Authorization Position Impact:

Mid-layer authorization provides optimal security
First and last layer authorization shows lower security, as attackers only need to recover limited parameters

Accuracy Preservation

In most cases, protected model accuracy is identical to original model
Minor fluctuations of ±0.5% in individual cases, attributed to floating-point precision limitations

Main Research Directions

Model Protection Methods:
- Watermarking techniques: Passive protection providing only ownership proof
- Model encryption: Vulnerable during runtime
- TEE protection: Direct protection with excessive computational overhead
Parameter Shuffling Protection:
- ShadowNet: Channel shuffling protection for convolutional layers
- TransLinkGuard: Protection for Transformer models
Trusted Execution Environment Applications:
- CPU-based TEE: ARM TrustZone, Intel SGX
- GPU TEE: Still in early stages, primarily targeting data centers

Advantages Over Existing Work

Compared to existing work, CoreGuard achieves orders of magnitude efficiency improvements while maintaining the same security level, particularly in communication overhead.

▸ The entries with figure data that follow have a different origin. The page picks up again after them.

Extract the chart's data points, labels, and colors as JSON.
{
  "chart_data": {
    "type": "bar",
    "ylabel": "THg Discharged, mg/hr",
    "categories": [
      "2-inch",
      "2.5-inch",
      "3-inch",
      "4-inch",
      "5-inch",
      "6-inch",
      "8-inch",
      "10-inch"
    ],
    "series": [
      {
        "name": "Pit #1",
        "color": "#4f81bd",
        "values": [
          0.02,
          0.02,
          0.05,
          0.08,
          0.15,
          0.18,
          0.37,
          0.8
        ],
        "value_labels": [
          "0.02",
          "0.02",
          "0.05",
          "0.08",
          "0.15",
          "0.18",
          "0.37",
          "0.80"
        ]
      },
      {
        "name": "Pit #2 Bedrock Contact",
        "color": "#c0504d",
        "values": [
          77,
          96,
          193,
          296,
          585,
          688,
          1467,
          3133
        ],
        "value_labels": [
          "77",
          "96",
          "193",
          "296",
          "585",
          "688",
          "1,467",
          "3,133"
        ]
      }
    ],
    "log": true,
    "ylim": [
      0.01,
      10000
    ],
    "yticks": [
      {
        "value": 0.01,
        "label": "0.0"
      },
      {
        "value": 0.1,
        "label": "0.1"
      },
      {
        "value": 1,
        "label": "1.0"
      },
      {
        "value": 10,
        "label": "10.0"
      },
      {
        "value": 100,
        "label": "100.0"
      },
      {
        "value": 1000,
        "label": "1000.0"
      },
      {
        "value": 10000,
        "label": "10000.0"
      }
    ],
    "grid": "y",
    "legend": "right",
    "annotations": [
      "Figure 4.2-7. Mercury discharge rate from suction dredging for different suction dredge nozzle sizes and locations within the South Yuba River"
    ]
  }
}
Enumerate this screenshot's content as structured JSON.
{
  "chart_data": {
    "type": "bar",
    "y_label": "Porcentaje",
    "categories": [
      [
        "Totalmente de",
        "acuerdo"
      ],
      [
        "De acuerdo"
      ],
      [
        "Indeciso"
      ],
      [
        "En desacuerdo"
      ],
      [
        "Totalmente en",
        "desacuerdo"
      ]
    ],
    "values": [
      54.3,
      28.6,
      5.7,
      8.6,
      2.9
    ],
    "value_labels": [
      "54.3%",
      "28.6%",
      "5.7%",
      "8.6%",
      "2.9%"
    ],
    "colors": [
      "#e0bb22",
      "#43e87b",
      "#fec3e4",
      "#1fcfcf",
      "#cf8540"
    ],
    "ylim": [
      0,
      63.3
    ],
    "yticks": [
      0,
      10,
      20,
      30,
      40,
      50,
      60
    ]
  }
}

Conclusions and Discussion

Main Conclusions

CoreGuard successfully addresses the security protection problem for edge-deployed LLMs
Achieves optimal communication complexity through propagation protocols
Provides upper-bound security guarantees while maintaining negligible computational and communication overhead
Preserves original model accuracy

Limitations

Side-Channel Attacks: Relies on TEE as security root, potentially vulnerable to side-channel attacks
GPU TEE Limitations: Currently primarily dependent on CPU-based TEE, GPU TEE remains immature
Practical Deployment: Paper focuses on core framework without deep device-specific implementation details
Architecture Compatibility: Primarily designed for mainstream Transformer architectures

Future Directions

Integrate side-channel attack countermeasures
Adapt to GPU TEE technology development
Extend to additional model architectures
Optimize for actual device deployment

In-Depth Evaluation

Strengths

Strong Innovation: First systematic solution to foundational capability protection for edge-deployed LLMs
Clever Technical Design: Propagation protocol design is elegant, achieving single authorization coverage across entire network
Solid Theoretical Foundation: Provides mathematical security guarantees based on LWE problem
Comprehensive Experiments: Full evaluation across multiple models, tasks, and attack scenarios
High Practical Value: Significant efficiency improvements make it viable for actual deployment

Weaknesses

Security Assumptions: Relies on TEE security, potentially vulnerable to side-channel attacks
Limited Scope: Primarily targets Transformer architecture, limited applicability to other architectures
Deployment Complexity: Actual deployment requires consideration of additional hardware and system-level factors
Long-term Security: Continued effectiveness of current protection measures needs verification as attack techniques evolve

Impact

Academic Contribution: Provides new research directions and solutions for edge AI security
Practical Value: Offers important guidance for commercial LLM edge deployment
Technology Advancement: May promote further development of TEE technology in AI protection domain

Applicable Scenarios

Edge device deployment of proprietary LLMs
AI applications sensitive to latency and privacy
Commercial AI services requiring intellectual property protection
Model protection in resource-constrained environments

References

The paper cites 52 related references covering important work in model protection, trusted execution environments, large language models, and other relevant domains, providing solid theoretical foundation and technical support for the research.

Overall Assessment: CoreGuard is a high-quality research work demonstrating excellence in technical innovation, experimental validation, and practical value. This work not only addresses an important practical problem but also provides valuable insights and methodologies for subsequent research in related fields.